Monday, October 22, 2012

The Angry Councillor: Mallorca's local government

Maria Salom is angry. So it is said. I wonder just how angry she really is.

The president of the Council of Mallorca is unhappy because the regional government - her mates in the Partido Popular therefore - are not parting with cash and handing it over in order to fill the Council's piggy bank. Short of some 220 million euros, Salom says that there will be no alternative but to pass responsibilities that the Council has to the government.

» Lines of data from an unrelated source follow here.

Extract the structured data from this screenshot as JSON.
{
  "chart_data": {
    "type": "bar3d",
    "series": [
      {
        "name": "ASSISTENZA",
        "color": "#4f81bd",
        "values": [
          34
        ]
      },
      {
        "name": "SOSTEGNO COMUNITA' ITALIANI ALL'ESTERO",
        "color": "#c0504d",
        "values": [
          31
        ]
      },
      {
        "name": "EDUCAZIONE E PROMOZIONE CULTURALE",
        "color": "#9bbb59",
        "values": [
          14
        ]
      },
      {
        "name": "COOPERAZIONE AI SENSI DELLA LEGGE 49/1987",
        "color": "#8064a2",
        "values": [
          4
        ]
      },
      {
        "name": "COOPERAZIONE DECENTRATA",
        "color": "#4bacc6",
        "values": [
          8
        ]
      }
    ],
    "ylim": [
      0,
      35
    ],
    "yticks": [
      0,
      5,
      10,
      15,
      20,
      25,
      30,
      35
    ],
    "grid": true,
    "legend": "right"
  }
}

I don't buy the anger thing. It sounds as though Maria is paving the way for doing what an awful lot of people have been saying should have happened ages ago, i.e. letting the government take on responsibilities. The logical conclusion of letting it do so would be to wave goodbye to the Council. So long and good riddance.

As president, Maria has to be seen to be defending the Council, if only for political consumption that is devoured by a minority of the island's population. She can't actually come out and say that it would be preferable if the government were to assume responsibilities, as this would leave her open to accusations that she had been deliberately working towards this aim. But she can profess anger and at the same time still demonstrate her credentials in having been able to lop off some of the Council's huge debt.

Salom has managed to eat into this debt, and boy did it need eating into. In August last year it was said to stand at 329 million euros. This, to put it into perspective, was only 26 million euros short of what the Balearic Government has now requested in the form of rescue payment from Madrid. To say that the debt was massive would be an understatement.

Before she was elected as Council president in May last year, Salom had gone on record as saying that she intended eliminating functions that the Council had managed somehow to accumulate. She described the Council as an expensive and inefficient behemoth, a description it was impossible to disagree with. Some of these accumulated functions have been dispensed with, such as the Council's own tourism set-up, but the Council still requires goodly amounts of funding. 220 millions worth it would appear.

The Council's existence has rightly been drawn into question for all sorts of reasons. It is an unnecessary level of administration, it has been a vehicle for handing out jobs to the boys and girls and for having engaged in some highly suspect expenditure, and has also managed to fritter away money that it was meant to have spent on those responsibilities that it should have been attending to. You might remember the 100 million that was earmarked for road building which was said to have gone elsewhere.

For all this though, the Council is only a relatively small part of the total public administration. It was the case not so long ago that it accounted for only 5% of the total number of public employees. Even without the Council, funding would still be required. Moving the chairs around and handing responsibilities to a different public body would save only so much.

The Council, however, has come to be seen as symptomatic of waste and of excessive administration. And this isn't only in Mallorca. In Ibiza the population is 132,000. There is a Council of Ibiza plus five municipalities. It is a legitimate question to ask why there is a need for a council when four of these municipalities are of sufficient size (over 20,000) to have taken on the types of responsibilities that towns of over 20,000 are obliged to take on. Another way of looking at it is to ask why there is a need for the five municipalities.

The laudable aims of decentralisation which led to the establishment of the islands' councils have fallen into disrepute because of the way that public administration in the Balearics has managed to follow Parkinson's Law pretty much to the letter. "Work expands so as to fill the time available for its completion" was the original law, but what Parkinson was driving at specifically was the capacity for bureaucracies to expand over time. The more levels of bureaucracy, the more Parkinson's Law is compounded.

Salom was of course right to describe the Council as inefficient, but the solution to the inefficiency demands a more radical approach than the elimination of certain functions. It requires an overhaul of public administration in its totality. I don't know that she is angry. She should be happy to have made the first move in effecting this overhaul.